Crushed and Growing
A block’s in my head I can’t jar loose. I want it to go. I knock a hand against my skull, and it does no good. The hardness seems planted between my ears. I try to understand its cause, but my mind turns in spirals and flounders. Everything I see loses depth, my head hardening the whole time: trees stand minus shadows, people flatten into silhouettes. I feel caught in some bizarre trap and lash out for my protection. I take my head between my hands and squeeze in from the sides. My hands press with the callous firmness of a stranger, determined to break through the bone and meet. My skull resists, stonelike. The pressure in my head builds, bracing me. I press still but grow frightened. Will I not make it? I think. Will my head hold out? The blood and muscle in my face pulse, bulging in ripples. Then, the skull under my right hand crumples, then under my left. I am relieved. I plough my hands in eagerly. Blood bursts dark and hot through my fingers; my brain breaks into chunks. My eyes jolt from their sockets and roll like loose dials; I cry them away in long driblets of blood. A whimper escapes my lips that have jerked open, but I stifle the sound, glad to hear it die. My head caves inward; its broken contents sink and pool into my mouth.

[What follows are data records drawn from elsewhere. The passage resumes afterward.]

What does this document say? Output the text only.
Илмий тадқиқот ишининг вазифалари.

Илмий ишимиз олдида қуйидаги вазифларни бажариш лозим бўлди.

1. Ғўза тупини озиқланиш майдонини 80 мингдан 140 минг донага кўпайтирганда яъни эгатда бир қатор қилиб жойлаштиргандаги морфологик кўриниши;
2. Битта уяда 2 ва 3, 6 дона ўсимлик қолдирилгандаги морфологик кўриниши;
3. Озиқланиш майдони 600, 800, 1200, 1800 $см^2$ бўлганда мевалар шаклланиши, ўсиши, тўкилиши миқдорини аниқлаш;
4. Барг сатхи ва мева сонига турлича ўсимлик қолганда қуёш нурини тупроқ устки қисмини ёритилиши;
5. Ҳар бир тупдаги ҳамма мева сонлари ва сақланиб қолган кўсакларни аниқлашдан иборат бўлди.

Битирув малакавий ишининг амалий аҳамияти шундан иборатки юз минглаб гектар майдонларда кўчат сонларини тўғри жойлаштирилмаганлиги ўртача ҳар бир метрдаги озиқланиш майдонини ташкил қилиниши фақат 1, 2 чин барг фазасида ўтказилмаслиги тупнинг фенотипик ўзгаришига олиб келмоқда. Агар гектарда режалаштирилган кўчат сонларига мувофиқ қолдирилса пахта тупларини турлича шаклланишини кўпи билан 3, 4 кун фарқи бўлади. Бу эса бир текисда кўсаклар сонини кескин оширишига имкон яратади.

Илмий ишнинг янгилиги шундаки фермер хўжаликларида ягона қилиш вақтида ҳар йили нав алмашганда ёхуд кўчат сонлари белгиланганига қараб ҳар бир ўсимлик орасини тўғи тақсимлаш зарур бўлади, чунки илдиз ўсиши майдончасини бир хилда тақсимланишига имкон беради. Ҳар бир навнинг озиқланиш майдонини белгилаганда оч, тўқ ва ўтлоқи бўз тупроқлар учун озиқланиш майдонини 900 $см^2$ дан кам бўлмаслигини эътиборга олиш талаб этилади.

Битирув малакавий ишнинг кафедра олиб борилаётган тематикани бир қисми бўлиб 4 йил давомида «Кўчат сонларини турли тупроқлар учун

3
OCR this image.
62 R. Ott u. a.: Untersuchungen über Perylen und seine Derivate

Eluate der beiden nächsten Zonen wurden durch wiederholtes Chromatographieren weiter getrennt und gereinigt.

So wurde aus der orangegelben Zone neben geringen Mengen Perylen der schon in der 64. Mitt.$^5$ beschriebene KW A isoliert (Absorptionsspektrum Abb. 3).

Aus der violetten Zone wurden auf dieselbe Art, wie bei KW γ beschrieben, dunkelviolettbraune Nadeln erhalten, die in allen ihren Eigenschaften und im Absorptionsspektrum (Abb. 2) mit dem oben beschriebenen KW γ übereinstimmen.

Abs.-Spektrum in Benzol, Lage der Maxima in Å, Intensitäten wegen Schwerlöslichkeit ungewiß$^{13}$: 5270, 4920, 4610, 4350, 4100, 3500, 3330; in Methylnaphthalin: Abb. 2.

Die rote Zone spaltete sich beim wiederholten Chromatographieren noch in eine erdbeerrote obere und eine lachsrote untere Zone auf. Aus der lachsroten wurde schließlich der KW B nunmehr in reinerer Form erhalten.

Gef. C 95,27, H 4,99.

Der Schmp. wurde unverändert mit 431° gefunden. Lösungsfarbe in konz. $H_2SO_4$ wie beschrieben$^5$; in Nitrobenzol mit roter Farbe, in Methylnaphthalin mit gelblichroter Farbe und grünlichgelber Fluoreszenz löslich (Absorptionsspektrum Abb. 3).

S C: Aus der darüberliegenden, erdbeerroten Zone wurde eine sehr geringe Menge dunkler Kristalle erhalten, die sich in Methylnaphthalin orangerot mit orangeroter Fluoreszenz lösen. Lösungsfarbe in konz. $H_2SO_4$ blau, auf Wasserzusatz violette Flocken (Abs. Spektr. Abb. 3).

I drop my hands to my side, exhausted. I stand there, as I had, able only to breathe through my nose’s remnants. I draw in air, let my lungs hold it a short moment, and breathe out; I give myself to this easy flow. After a long time, new eyes peer from the jumbled pulp my head has become. They are like grain seeds, that tiny you would not see them unless you knew they were there. I look with these dwarf eyes on the sunlit tree, the rain falling, the birds flying outside. I take it in without thinking, in a sort of rapture. Then my ears, dislodged from the sides of my head, go to listening. I hear wind blow and leaves rustle, the small stone strike and roll. I listen without a mind that knows or understands. However, I attend to the sounds I hear without tiring.
The right side of my sunken head grows now. A supple cheek rises, rounded on top by a knob of cheekbone. A dome of skin-clad skull lifts over this knob like a sail before the wind. My eyes widen. Meanwhile, I catch rhythms in the sights and sounds around me. I see the huge, overhanging sun rise, pass, and set. I hear the long, long trill of the robin give out in a sob. I store these rhythms in memory. Then, I can see the sun at night. I hear sweet birds in the silence.
My head gains shape and volume at a fresh lift of the skull. An eye socket, very round, and nasal bridge, jointed in the middle, form; my face, in looking outward, contours. This new head forming is lighter in structure than the old yet strongly framed. I touch the bones of the thin mandible and cheek and find they flex but never snap. I can press down the front of the broad, new forehead, but it rises back firmly when let alone. This head, I feel, is designed for fierce stresses, strong jolts, unsettlement. As its structure lifts, filling out, I become excited recognizing things more than simply taking them in through the senses. The sky clouds, and I know it might rain. I hear a friend’s voice and can anticipate her face around the corner. My newly fashioned memory is alive at every act of recognition; within the dome of my rounding cranium, it darts and flashes like the bees in a flower field. My mind sharpens, and I gain understanding.
Now my head slows in its growth as if soon it will be done forming. I admit its shape is imperfect, the top lumpy, the eyes strangely skewed. However, what I do inside my fresh minted pate matters more to me. I can see, hear, think, and know with this freedom I find strange and refreshing at once. I wonder about the open plain and crowded, busy plazas, the perspectives I can take on them. I am overwhelmed and delighted puzzling over the small tea leaves in my cup. I think I will make good on the potential this rough-born head of mine affords.